For Ascensia Diabetes Care, it was about recognizing a service gap for patients newly diagnosed with type 2 diabetes. Most people, shortly after receiving their diagnosis, are scheduled for a brief consultation with a certified diabetes educator (CDE) who helps them learn the basics of managing the disease. But the short time a CDE spends with a client isn't nearly enough to establish new habits and enable sustained lifestyle changes. Ascensia saw an opportunity to create a new remote care service that would allow people with diabetes to interact with CDEs over a prolonged period of time through a telehealth platform, helping them better acclimate to their condition. To design the right program and path for each patient, Ascensia created data-driven tools that would help CDEs know how and when to interact with users. Initially, the company piloted the app with 60 people, and early results showed that users were willing to adopt and adhere to the program. Only two participants failed to complete the study—a stunning success rate when adherence to therapy for chronic illnesses in developed countries averages around 50%.
Purposeful venturing
Google may have started as a search engine, but in 2015 Alphabet emerged as an umbrella organization that made space for Google to pursue other ventures, some that might seem far beyond the scope of the core business. Alphabet’s interests— everything from life science (Calico) to transportation (Waymo)—are all in service of doing the right thing, and separating Alphabet’s other ventures from Google kept them from getting mired in particulars of the Google organization. This nimbleness has allowed Alphabet to fulfill its broader purpose, even during the extreme uncertainty of a global pandemic; the company quickly launched one venture, Verily’s Project Baseline, to research COVID-19, while Google and Apple have partnered to develop an exposure notification system.

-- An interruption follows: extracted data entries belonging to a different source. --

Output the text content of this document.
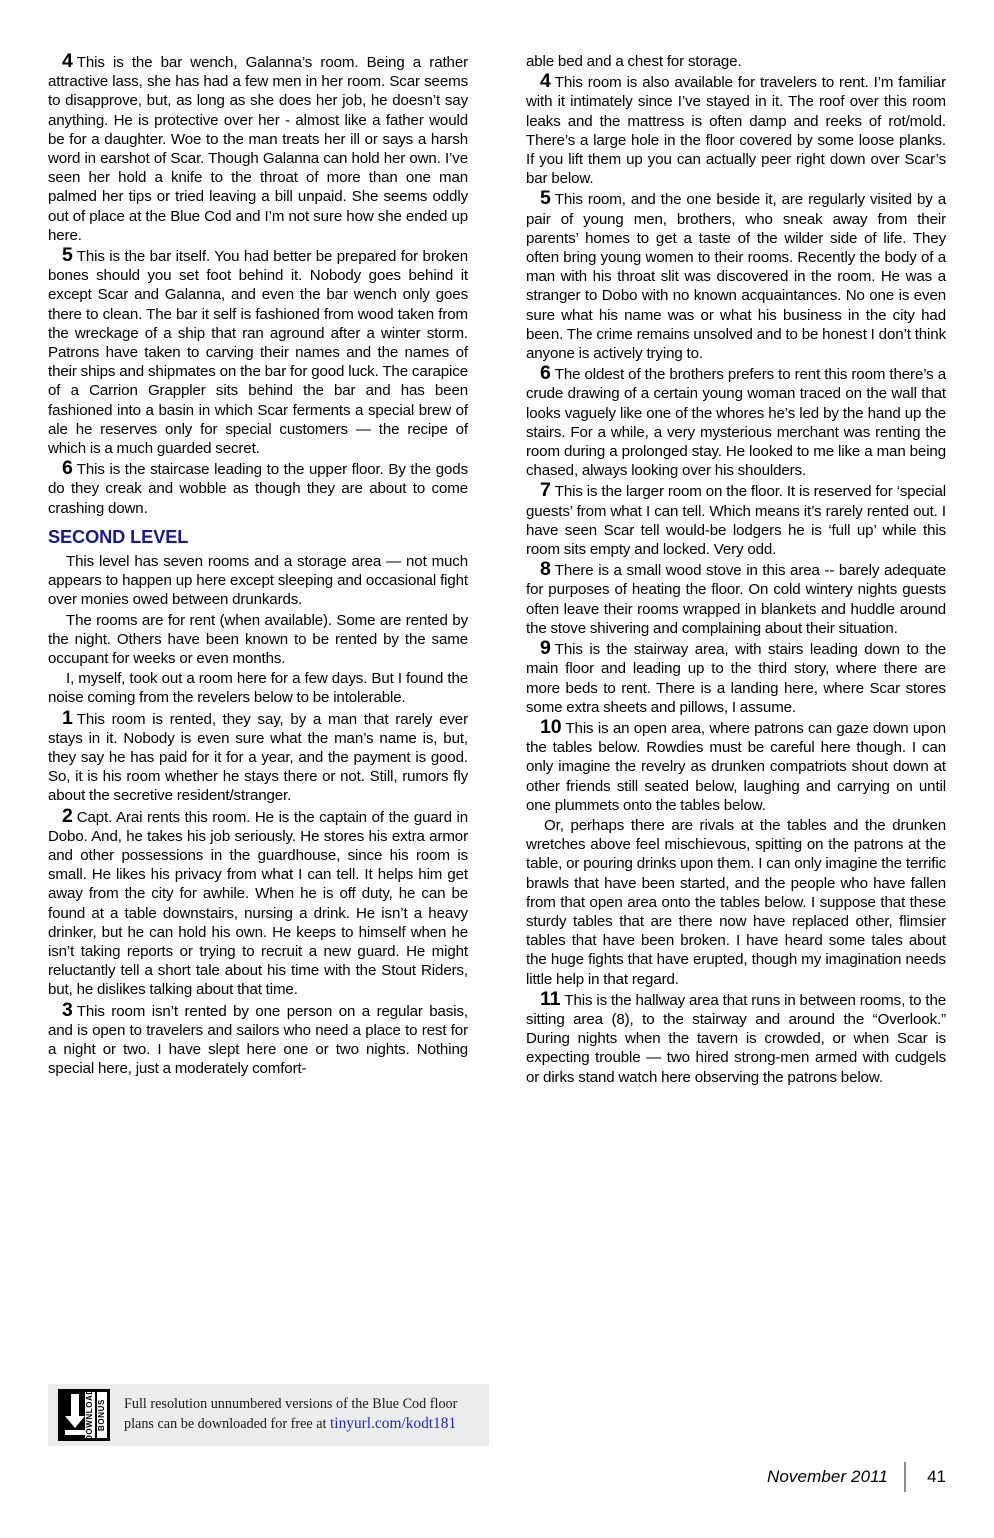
4 This is the bar wench, Galanna’s room. Being a rather attractive lass, she has had a few men in her room. Scar seems to disapprove, but, as long as she does her job, he doesn’t say anything. He is protective over her - almost like a father would be for a daughter. Woe to the man treats her ill or says a harsh word in earshot of Scar. Though Galanna can hold her own. I’ve seen her hold a knife to the throat of more than one man palmed her tips or tried leaving a bill unpaid. She seems oddly out of place at the Blue Cod and I’m not sure how she ended up here.

5 This is the bar itself. You had better be prepared for broken bones should you set foot behind it. Nobody goes behind it except Scar and Galanna, and even the bar wench only goes there to clean. The bar it self is fashioned from wood taken from the wreckage of a ship that ran aground after a winter storm. Patrons have taken to carving their names and the names of their ships and shipmates on the bar for good luck. The carapice of a Carrion Grappler sits behind the bar and has been fashioned into a basin in which Scar ferments a special brew of ale he reserves only for special customers — the recipe of which is a much guarded secret.

6 This is the staircase leading to the upper floor. By the gods do they creak and wobble as though they are about to come crashing down.

SECOND LEVEL

This level has seven rooms and a storage area — not much appears to happen up here except sleeping and occasional fight over monies owed between drunkards.

The rooms are for rent (when available). Some are rented by the night. Others have been known to be rented by the same occupant for weeks or even months.

I, myself, took out a room here for a few days. But I found the noise coming from the revelers below to be intolerable.

1 This room is rented, they say, by a man that rarely ever stays in it. Nobody is even sure what the man’s name is, but, they say he has paid for it for a year, and the payment is good. So, it is his room whether he stays there or not. Still, rumors fly about the secretive resident/stranger.

2 Capt. Arai rents this room. He is the captain of the guard in Dobo. And, he takes his job seriously. He stores his extra armor and other possessions in the guardhouse, since his room is small. He likes his privacy from what I can tell. It helps him get away from the city for awhile. When he is off duty, he can be found at a table downstairs, nursing a drink. He isn’t a heavy drinker, but he can hold his own. He keeps to himself when he isn’t taking reports or trying to recruit a new guard. He might reluctantly tell a short tale about his time with the Stout Riders, but, he dislikes talking about that time.

3 This room isn’t rented by one person on a regular basis, and is open to travelers and sailors who need a place to rest for a night or two. I have slept here one or two nights. Nothing special here, just a moderately comfort-

DOWNLOAD BONUS Full resolution unnumbered versions of the Blue Cod floor
plans can be downloaded for free at tinyurl.com/kodt181

able bed and a chest for storage.

4 This room is also available for travelers to rent. I’m familiar with it intimately since I’ve stayed in it. The roof over this room leaks and the mattress is often damp and reeks of rot/mold. There’s a large hole in the floor covered by some loose planks. If you lift them up you can actually peer right down over Scar’s bar below.

5 This room, and the one beside it, are regularly visited by a pair of young men, brothers, who sneak away from their parents’ homes to get a taste of the wilder side of life. They often bring young women to their rooms. Recently the body of a man with his throat slit was discovered in the room. He was a stranger to Dobo with no known acquaintances. No one is even sure what his name was or what his business in the city had been. The crime remains unsolved and to be honest I don’t think anyone is actively trying to.

6 The oldest of the brothers prefers to rent this room there’s a crude drawing of a certain young woman traced on the wall that looks vaguely like one of the whores he’s led by the hand up the stairs. For a while, a very mysterious merchant was renting the room during a prolonged stay. He looked to me like a man being chased, always looking over his shoulders.

7 This is the larger room on the floor. It is reserved for ‘special guests’ from what I can tell. Which means it’s rarely rented out. I have seen Scar tell would-be lodgers he is ‘full up’ while this room sits empty and locked. Very odd.

8 There is a small wood stove in this area -- barely adequate for purposes of heating the floor. On cold wintery nights guests often leave their rooms wrapped in blankets and huddle around the stove shivering and complaining about their situation.

9 This is the stairway area, with stairs leading down to the main floor and leading up to the third story, where there are more beds to rent. There is a landing here, where Scar stores some extra sheets and pillows, I assume.

10 This is an open area, where patrons can gaze down upon the tables below. Rowdies must be careful here though. I can only imagine the revelry as drunken compatriots shout down at other friends still seated below, laughing and carrying on until one plummets onto the tables below.

Or, perhaps there are rivals at the tables and the drunken wretches above feel mischievous, spitting on the patrons at the table, or pouring drinks upon them. I can only imagine the terrific brawls that have been started, and the people who have fallen from that open area onto the tables below. I suppose that these sturdy tables that are there now have replaced other, flimsier tables that have been broken. I have heard some tales about the huge fights that have erupted, though my imagination needs little help in that regard.

11 This is the hallway area that runs in between rooms, to the sitting area (8), to the stairway and around the “Overlook.” During nights when the tavern is crowded, or when Scar is expecting trouble — two hired strong-men armed with cudgels or dirks stand watch here observing the patrons below.

November 2011	41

Purposeful venturing is a way for an organization to create new business lines that drive growth. These ventures operate independently, with their own teams and cultures, and may require dramatically different ways of working that would be distracting for the core business’ operations. It’s a good fit for companies that might have many different ways of achieving their purpose, or for firms that can create symbiotic effects with auxiliary offerings.
In practice, it can also look like this: A nimble venture firm called 1848 Ventures (a subsidiary of Westfield Insurance) recognized that staffing is one of the biggest uncertainties business owners grapple with. Over-staffing eats into their already razor-thin margins; under-staffing means long lines and lost revenue. By rooting their innovation efforts in their purpose—to help their customers mitigate risk and uncertainty—the firm saw an opportunity to create a service that would help small businesses better manage their expenses through a tool that combines large data sets and an intuitive interface to optimize operational decisions. This new product was piloted with restaurants to help them offset the thin margins they need to survive.
Regardless of whether you experiment by scaling internal offers, piloting to stretch, or purposeful venturing, there are ample opportunities to simultaneously unlock product-market fit while getting a better grasp of the capabilities your organization needs to grow. Design offers a way to mitigate the risk of missing product-market fit and improve your odds of success in a way that dovetails with your existing capabilities and long-term vision. So after you pick your path, get out there and start prototyping early and often with data products, just like you would with anything else. It’s the best way to make sure that your data investment will push you past operational efficiencies, to sustained and real growth.